Dois mundos

O universo é a violência. Gratuita e extremada; intensa como as colisões cósmicas massivas que forjam galáxias, aglomerados, planetas e outros corpos celestes desde que o Big Bang deu o pontapé inicial a tudo o que somos e conhecemos.

Estrelas mortas, buracos negros e sistemas inteiros se chocam o tempo todo no espaço, sem clemência. Um drama cósmico que se repete aqui na Terra, onde os nossos mundos – o de vocês crianças e o dos adultos – também colidem a cada segundo, hora e dia a dia.

Dessas colisões resultam fragmentos maiores ou menores, pedaços soltos que ninguém recompõe depois. O mundo de vocês, mais hospitaleiro à vida, é imenso, como Júpiter, o maior planeta do nosso Sistema Solar. Ele viaja pela vida a uma velocidade muito alta, até que se choca com o mundo dos adultos.

Pesquisadores da Rice University, em Houston, no Texas (EUA), disseram que há 4,4 bilhões de anos, um planeta como Mercúrio colidiu com a Terra, plantando os sinais primordiais de carbono em nosso planeta.

George Dvorsky

Esse é um mundo inóspito à maioria dos seres, muito menor em tamanho, o que explica o fato de seus habitantes sentirem que falta espaço em suas vidas. O ar é rarefeito, uma atmosfera que pesa no peito, por mais que se aprenda a viver sob condições adversas.

No mundo das crianças, a vida se desenvolve soberana, pouco ameaçada como acontece no dos adultos. Vocês são seres mais evoluídos, Artur, que mesmo sem entender isto de regras estabelecidas conseguem viver em harmonia, repartindo com sabedoria seus recursos abundantes, como diversão, alegria e curiosidade, salvo curtos momentos de desentendimentos.

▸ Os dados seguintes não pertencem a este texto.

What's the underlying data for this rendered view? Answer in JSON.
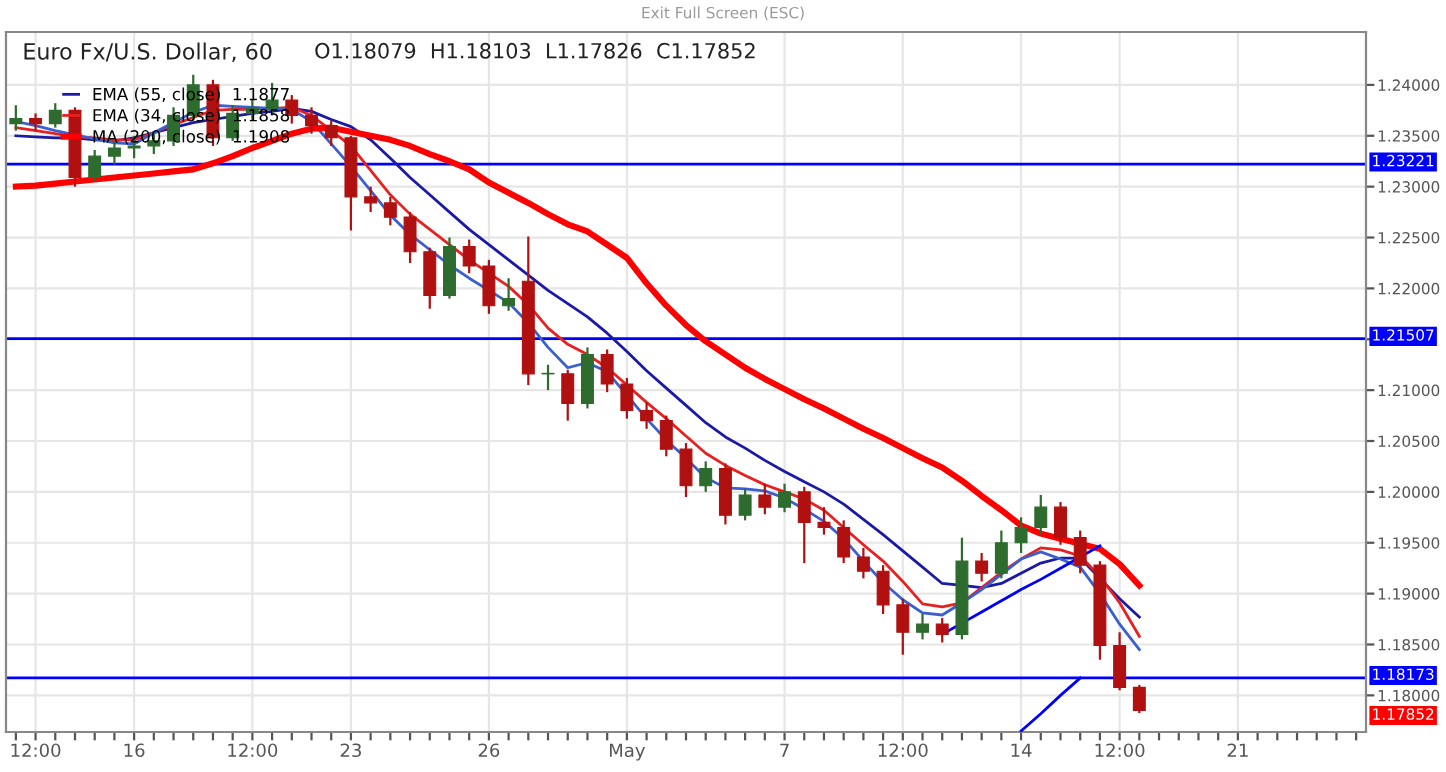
{
  "chart_data": {
    "type": "candlestick",
    "title": "Euro Fx/U.S. Dollar, 60",
    "subtitle": "O1.18079  H1.18103  L1.17826  C1.17852",
    "categories": [
      null,
      "12:00",
      null,
      null,
      null,
      null,
      "16",
      null,
      null,
      null,
      null,
      null,
      "12:00",
      null,
      null,
      null,
      null,
      "23",
      null,
      null,
      null,
      null,
      null,
      null,
      "26",
      null,
      null,
      null,
      null,
      null,
      null,
      "May",
      null,
      null,
      null,
      null,
      null,
      null,
      null,
      "7",
      null,
      null,
      null,
      null,
      null,
      "12:00",
      null,
      null,
      null,
      null,
      null,
      "14",
      null,
      null,
      null,
      null,
      "12:00",
      null,
      null,
      null,
      null,
      null,
      "21",
      null,
      null,
      null,
      null,
      null,
      null
    ],
    "ohlc": [
      [
        1.2362,
        1.238,
        1.2355,
        1.2367
      ],
      [
        1.2367,
        1.2372,
        1.2355,
        1.2362
      ],
      [
        1.2362,
        1.2382,
        1.2358,
        1.2375
      ],
      [
        1.2375,
        1.2378,
        1.23,
        1.2309
      ],
      [
        1.2309,
        1.2336,
        1.2305,
        1.233
      ],
      [
        1.233,
        1.2345,
        1.2322,
        1.2338
      ],
      [
        1.2338,
        1.235,
        1.2328,
        1.234
      ],
      [
        1.234,
        1.2352,
        1.2332,
        1.2345
      ],
      [
        1.2345,
        1.2378,
        1.234,
        1.237
      ],
      [
        1.237,
        1.241,
        1.2365,
        1.24
      ],
      [
        1.24,
        1.2405,
        1.234,
        1.2348
      ],
      [
        1.2348,
        1.238,
        1.2345,
        1.2372
      ],
      [
        1.2372,
        1.2386,
        1.2365,
        1.2377
      ],
      [
        1.2377,
        1.2402,
        1.237,
        1.2385
      ],
      [
        1.2385,
        1.239,
        1.2362,
        1.237
      ],
      [
        1.237,
        1.2378,
        1.2352,
        1.236
      ],
      [
        1.236,
        1.2365,
        1.234,
        1.2348
      ],
      [
        1.2348,
        1.235,
        1.2257,
        1.229
      ],
      [
        1.229,
        1.23,
        1.2275,
        1.2284
      ],
      [
        1.2284,
        1.229,
        1.2262,
        1.227
      ],
      [
        1.227,
        1.2275,
        1.2225,
        1.2236
      ],
      [
        1.2236,
        1.224,
        1.218,
        1.2193
      ],
      [
        1.2193,
        1.225,
        1.219,
        1.2241
      ],
      [
        1.2241,
        1.2248,
        1.2215,
        1.2222
      ],
      [
        1.2222,
        1.2228,
        1.2175,
        1.2183
      ],
      [
        1.2183,
        1.221,
        1.2178,
        1.219
      ],
      [
        1.2207,
        1.2251,
        1.2105,
        1.2116
      ],
      [
        1.2116,
        1.2125,
        1.21,
        1.2116
      ],
      [
        1.2116,
        1.212,
        1.207,
        1.2087
      ],
      [
        1.2087,
        1.2142,
        1.2082,
        1.2135
      ],
      [
        1.2135,
        1.214,
        1.2098,
        1.2106
      ],
      [
        1.2106,
        1.2112,
        1.2072,
        1.208
      ],
      [
        1.208,
        1.2088,
        1.2062,
        1.207
      ],
      [
        1.207,
        1.2075,
        1.2035,
        1.2042
      ],
      [
        1.2042,
        1.2048,
        1.1995,
        1.2006
      ],
      [
        1.2006,
        1.203,
        1.2,
        1.2023
      ],
      [
        1.2023,
        1.2028,
        1.1968,
        1.1977
      ],
      [
        1.1977,
        1.2003,
        1.1972,
        1.1997
      ],
      [
        1.1997,
        1.2008,
        1.1978,
        1.1985
      ],
      [
        1.1985,
        1.2008,
        1.198,
        1.2
      ],
      [
        1.2,
        1.2005,
        1.193,
        1.197
      ],
      [
        1.197,
        1.1985,
        1.1958,
        1.1965
      ],
      [
        1.1965,
        1.1972,
        1.193,
        1.1936
      ],
      [
        1.1936,
        1.1945,
        1.1915,
        1.1922
      ],
      [
        1.1922,
        1.1928,
        1.188,
        1.1889
      ],
      [
        1.1889,
        1.1895,
        1.184,
        1.1862
      ],
      [
        1.1862,
        1.188,
        1.1855,
        1.187
      ],
      [
        1.187,
        1.1876,
        1.1852,
        1.186
      ],
      [
        1.186,
        1.1955,
        1.1855,
        1.1932
      ],
      [
        1.1932,
        1.194,
        1.1912,
        1.192
      ],
      [
        1.192,
        1.1962,
        1.1915,
        1.195
      ],
      [
        1.195,
        1.1975,
        1.194,
        1.1965
      ],
      [
        1.1965,
        1.1997,
        1.1958,
        1.1985
      ],
      [
        1.1985,
        1.199,
        1.1948,
        1.1955
      ],
      [
        1.1955,
        1.1962,
        1.192,
        1.1928
      ],
      [
        1.1928,
        1.1932,
        1.1835,
        1.1849
      ],
      [
        1.1849,
        1.1862,
        1.1805,
        1.18079
      ],
      [
        1.18079,
        1.18103,
        1.17826,
        1.17852
      ],
      null,
      null,
      null,
      null,
      null,
      null,
      null,
      null,
      null,
      null,
      null
    ],
    "series": [
      {
        "type": "line",
        "name": "EMA (55, close)  1.1877",
        "color": "#1a1aa6",
        "values": [
          1.235,
          1.2349,
          1.2348,
          1.2348,
          1.2346,
          1.2345,
          1.2348,
          1.2353,
          1.2358,
          1.2363,
          1.2366,
          1.2369,
          1.2372,
          1.2374,
          1.2377,
          1.2374,
          1.2366,
          1.2359,
          1.2346,
          1.2328,
          1.2309,
          1.2292,
          1.2275,
          1.2258,
          1.2243,
          1.2228,
          1.2213,
          1.2198,
          1.2185,
          1.2172,
          1.2156,
          1.2138,
          1.2119,
          1.2102,
          1.2085,
          1.2068,
          1.2054,
          1.2043,
          1.2031,
          1.202,
          1.201,
          1.2,
          1.1988,
          1.1973,
          1.1958,
          1.1942,
          1.1926,
          1.191,
          1.1908,
          1.1906,
          1.191,
          1.192,
          1.193,
          1.1935,
          1.1935,
          1.1915,
          1.1895,
          1.1877,
          null,
          null,
          null,
          null,
          null,
          null,
          null,
          null,
          null,
          null,
          null
        ]
      },
      {
        "type": "line",
        "name": "EMA (34, close)  1.1858",
        "color": "#e82020",
        "values": [
          1.2358,
          1.2355,
          1.2352,
          1.2349,
          1.2348,
          1.2346,
          1.2346,
          1.2353,
          1.2361,
          1.2368,
          1.2375,
          1.2376,
          1.2376,
          1.2377,
          1.2378,
          1.237,
          1.2355,
          1.234,
          1.2316,
          1.2292,
          1.2273,
          1.2258,
          1.2243,
          1.2228,
          1.2215,
          1.2202,
          1.2184,
          1.2161,
          1.2145,
          1.2135,
          1.2122,
          1.2105,
          1.2088,
          1.2072,
          1.2055,
          1.2038,
          1.2026,
          1.2016,
          1.2007,
          1.2,
          1.1993,
          1.1982,
          1.1965,
          1.1948,
          1.1932,
          1.1912,
          1.189,
          1.1887,
          1.1891,
          1.1906,
          1.1921,
          1.1934,
          1.1945,
          1.1943,
          1.1937,
          1.1917,
          1.1891,
          1.1858,
          null,
          null,
          null,
          null,
          null,
          null,
          null,
          null,
          null,
          null,
          null
        ]
      },
      {
        "type": "line",
        "color": "#3a5fd0",
        "values": [
          1.2364,
          1.236,
          1.2355,
          1.2351,
          1.2347,
          1.2343,
          1.2342,
          1.2353,
          1.2363,
          1.2373,
          1.238,
          1.2379,
          1.2378,
          1.2377,
          1.2376,
          1.2364,
          1.2342,
          1.232,
          1.2296,
          1.2272,
          1.2253,
          1.2238,
          1.2223,
          1.221,
          1.2198,
          1.2186,
          1.2166,
          1.2142,
          1.2122,
          1.2127,
          1.2118,
          1.2095,
          1.2072,
          1.2051,
          1.2033,
          1.2014,
          1.2004,
          1.2003,
          1.2001,
          1.1994,
          1.1983,
          1.1971,
          1.1954,
          1.1932,
          1.1911,
          1.1894,
          1.1881,
          1.1879,
          1.1891,
          1.1904,
          1.1919,
          1.1934,
          1.1941,
          1.1934,
          1.1926,
          1.19,
          1.187,
          1.1845,
          null,
          null,
          null,
          null,
          null,
          null,
          null,
          null,
          null,
          null,
          null
        ]
      },
      {
        "type": "line",
        "name": "MA (200, close)  1.1908",
        "color": "#ff0000",
        "values": [
          1.23,
          1.2301,
          1.2303,
          1.2305,
          1.2307,
          1.2309,
          1.2311,
          1.2313,
          1.2315,
          1.2317,
          1.2323,
          1.233,
          1.2338,
          1.2345,
          1.2352,
          1.2357,
          1.2358,
          1.2354,
          1.235,
          1.2346,
          1.234,
          1.2332,
          1.2325,
          1.2317,
          1.2304,
          1.2294,
          1.2284,
          1.2273,
          1.2263,
          1.2256,
          1.2243,
          1.223,
          1.2205,
          1.2183,
          1.2164,
          1.2148,
          1.2135,
          1.2122,
          1.2111,
          1.2101,
          1.2091,
          1.2082,
          1.2072,
          1.2062,
          1.2053,
          1.2043,
          1.2033,
          1.2024,
          1.2011,
          1.1996,
          1.1982,
          1.1967,
          1.1959,
          1.1954,
          1.1949,
          1.1944,
          1.1929,
          1.1908,
          null,
          null,
          null,
          null,
          null,
          null,
          null,
          null,
          null,
          null,
          null
        ]
      },
      {
        "type": "line",
        "color": "#0000ff",
        "values": [
          null,
          null,
          null,
          null,
          null,
          null,
          null,
          null,
          null,
          null,
          null,
          null,
          null,
          null,
          null,
          null,
          null,
          null,
          null,
          null,
          null,
          null,
          null,
          null,
          null,
          null,
          null,
          null,
          null,
          null,
          null,
          null,
          null,
          null,
          null,
          null,
          null,
          null,
          null,
          null,
          null,
          null,
          null,
          null,
          null,
          null,
          null,
          1.186,
          1.1871,
          1.1882,
          1.1893,
          1.1904,
          1.1914,
          1.1925,
          1.1936,
          1.1947,
          null,
          null,
          null,
          null,
          null,
          null,
          null,
          null,
          null,
          null,
          null,
          null,
          null
        ]
      },
      {
        "type": "line",
        "color": "#0000ff",
        "values": [
          null,
          null,
          null,
          null,
          null,
          null,
          null,
          null,
          null,
          null,
          null,
          null,
          null,
          null,
          null,
          null,
          null,
          null,
          null,
          null,
          null,
          null,
          null,
          null,
          null,
          null,
          null,
          null,
          null,
          null,
          null,
          null,
          null,
          null,
          null,
          null,
          null,
          null,
          null,
          null,
          null,
          null,
          null,
          null,
          null,
          null,
          null,
          null,
          null,
          null,
          null,
          1.1765,
          1.1782,
          1.18,
          1.1817,
          null,
          null,
          null,
          null,
          null,
          null,
          null,
          null,
          null,
          null,
          null,
          null,
          null,
          null
        ]
      }
    ],
    "ref_lines": [
      {
        "axis": "y",
        "value": 1.23221,
        "label": "1.23221",
        "color": "#0000ff"
      },
      {
        "axis": "y",
        "value": 1.21507,
        "label": "1.21507",
        "color": "#0000ff"
      },
      {
        "axis": "y",
        "value": 1.18173,
        "label": "1.18173",
        "color": "#0000ff"
      }
    ],
    "annotations": [
      "1.17852",
      "Exit Full Screen (ESC)"
    ],
    "ylim": [
      1.1764,
      1.2452
    ],
    "yticks": [
      {
        "value": 1.18,
        "label": "1.18000"
      },
      {
        "value": 1.185,
        "label": "1.18500"
      },
      {
        "value": 1.19,
        "label": "1.19000"
      },
      {
        "value": 1.195,
        "label": "1.19500"
      },
      {
        "value": 1.2,
        "label": "1.20000"
      },
      {
        "value": 1.205,
        "label": "1.20500"
      },
      {
        "value": 1.21,
        "label": "1.21000"
      },
      {
        "value": 1.215,
        "label": null
      },
      {
        "value": 1.22,
        "label": "1.22000"
      },
      {
        "value": 1.225,
        "label": "1.22500"
      },
      {
        "value": 1.23,
        "label": "1.23000"
      },
      {
        "value": 1.235,
        "label": "1.23500"
      },
      {
        "value": 1.24,
        "label": "1.24000"
      }
    ],
    "grid": true,
    "legend": "top left"
  }
}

No mundo dos adultos, tudo é mais denso. A começar pelas relações e a incapacidade de seus habitantes de se comunicarem, apesar da escrita e dos idiomas. Adultos dizem o que não querem e entendem o que querem. Nesse planeta, a clareza não se propaga no ar.

Nós, adultos, já povoamos seu planeta, Artur, mas esquecemos da sua beleza e magia à medida que, levados pelo tempo, avançamos na viagem interplanetária entre o mundo das crianças e o dos adultos. É um trajeto demorado, cansativo e de muito torpor que desgasta a sensibilidade.

Quando aterrissamos, o mundo das crianças é menos que uma lembrança saudosa porque nos damos conta de que deixamos para trás os bons hábitos, a capacidade de contemplação e, mais que tudo, a habilidade de compartilhar. A primeira impressão, justo a que fica, é de que o planeta dos adultos passou da idade. Nele, o Sol brilha menos.

Pior do que a viagem é ninguém nos preparar exatamente para ela. De repente, pousamos simplesmente. Eu, que já estou aqui no planeta adulto há muito tempo, tentarei te ajudar a preparar a bagagem, a selecionar o que realmente importa levar e a escolher o melhor caminho para essa jornada interplanetária.

Entenda, no entanto, que as escolhas são suas e que só você pode decidir se quer ir de janelinha ou de corredor. A distância pode ser mais ou menos curta dependendo da rota que você irá fazer, o que, de certa maneira, também determinará a sua disposição na chegada. Quanto menos cansativo for, melhor pode ser a sua primeira impressão ao pisar por primeira vez no mundo dos adultos.

Seja sua nave, comandante e explorador. Mas antes de partir viva seu mundo de criança intensamente sob a mais constante efervescência. Você não está sozinho nessa. Posso ajudar a criar boas condições sempre que te visito no teu mundo, seja nas noites em que você me espera chegar do trabalho ou nas nossas brincadeiras de parque em dias de verão.

Isto de ser pai tem a vantagem de nos dar bilhetes para viagens interplanetárias de retorno em que, sendo adultos, temos a oportunidade de voltar ao mundo das crianças. Com a diferença de que, nesse regresso, somos recebidos e acompanhados por vocês, filhos que jamais pretendíamos ter quando habitávamos o mundo de vocês.